Retrieved from https://studentshare.org/education/1588338-second-language-teacher-education
https://studentshare.org/education/1588338-second-language-teacher-education.
Summary The article basically discusses issues regarding second language teacher education, specifically the influences that led to how teacher education is understood now and how this insight affects our notion of second language teacher education. The essay also touches on the misconceptions between teacher training and teacher development and further explains how mastery of the teaching process should go hand in hand with knowledge of language teaching to make the educator become more effective in imparting instruction.
Teacher development is used when an educator studies to teach a second language. Teacher training, on the other hand, is used when it is a non-educator. As a whole, however, individuals who study to teach another language are called teacher-learners. What second language teacher education should be has evolved from content, to the person of the teacher and finally to the process of learning or teacher education. Several researches have been made to connect the two concepts under teacher education - teacher training and teacher learning.
Previously, second language teacher education was focused on the content – second language – and not how this should be taught. Although there are many reasons for the gap between teacher education and teacher learning, it was generally acknowledged that teacher education was based on principles on teaching imparted to the teacher in the classroom which are then practiced by the educator in his own class. Background research has shown that this idea of transmitting principles eventually evolved into the teachers’ developing their own knowledge through their experience as a teacher.
This change was due to the fact that adoption of the transmission idea failed to recognize the learning teachers would get from their classes. According to the reading, there are four influences that have an effect on the understanding of second language teacher education. These are input, prior knowledge, institutional context and time. Input is recognized as something made, how it is given to the student and the outcome it produces. In second language teacher education, strategies for input come from teacher training and teacher development, which are the combination of content and process.
Where teacher training encompasses all the various processes learned by the teacher like academic programs, teacher development deals with the educator’s experiences and knowledge and how they can apply this to their teaching methods.Since in second language teacher education the teachers may be individuals who want to be a second language educator, prior knowledge also refers to the beginning teacher’s familiarity of the happenings inside the classroom even before teacher education. The task that follows is how to train these individuals to use their existing knowledge once they are in the classroom as second language teachers.

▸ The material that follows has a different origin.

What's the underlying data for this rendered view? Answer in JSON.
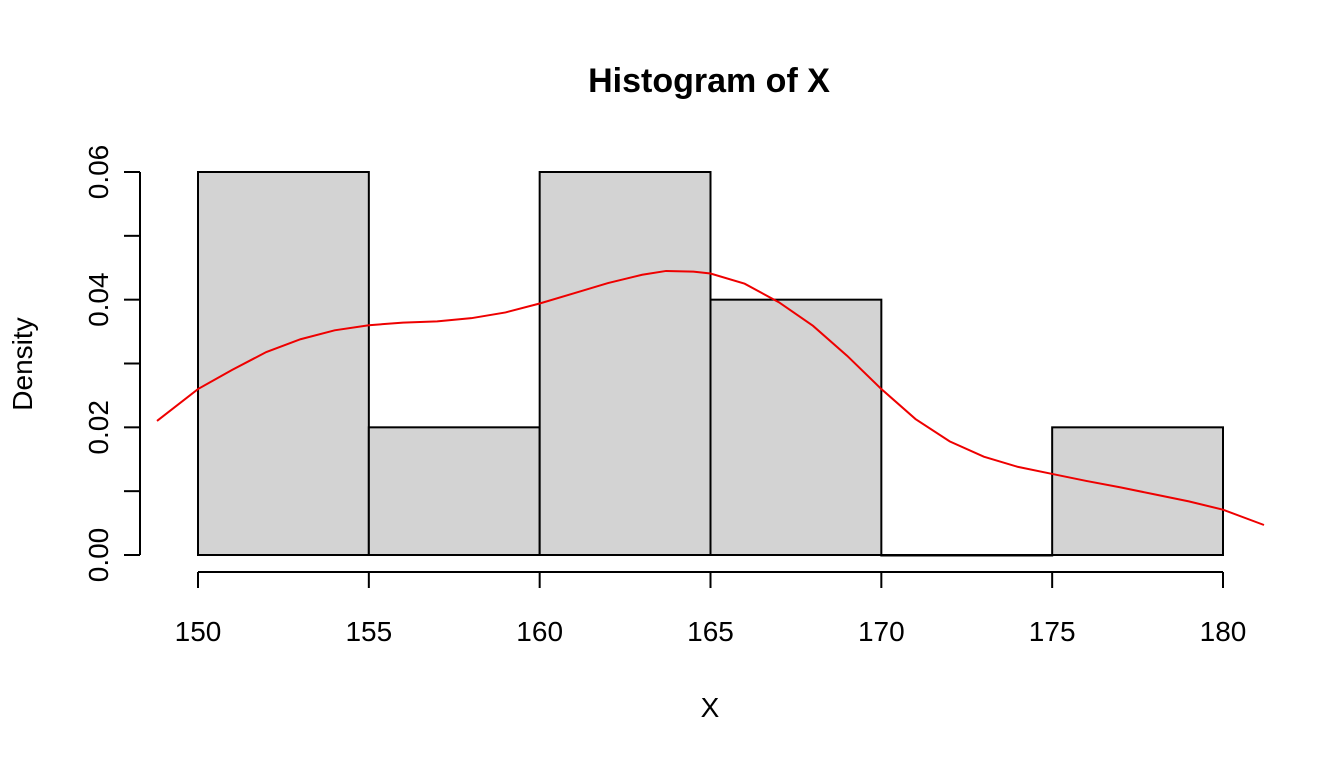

While beginning teachers see schools as a place to practice and eventually find employment, experienced teachers use these structures as a place to impart the knowledge they themselves learned while studying to be a teacher. Although the knowledge transmission process has its downsides, there exist some reforms which were made in the hopes of improving teacher development. Thus, the role of schools cannot be neglected in teacher education. Lastly, the influence of time has something to do with the length of a teacher’s career.
The focus in their roles as teachers would be different between beginning teachers and those who have been teaching for five or ten years. Programs in second language teacher education should then be adapted to these concerns so as to directly address the differences. The view regarding teacher education has changed the understanding of second language teacher education. The important thing is to know how language teaching is learned and how to teach it best. Reference:Second language teacher education. (2001). In The Cambridge Guide to Teaching English to Speakers of Other Languages.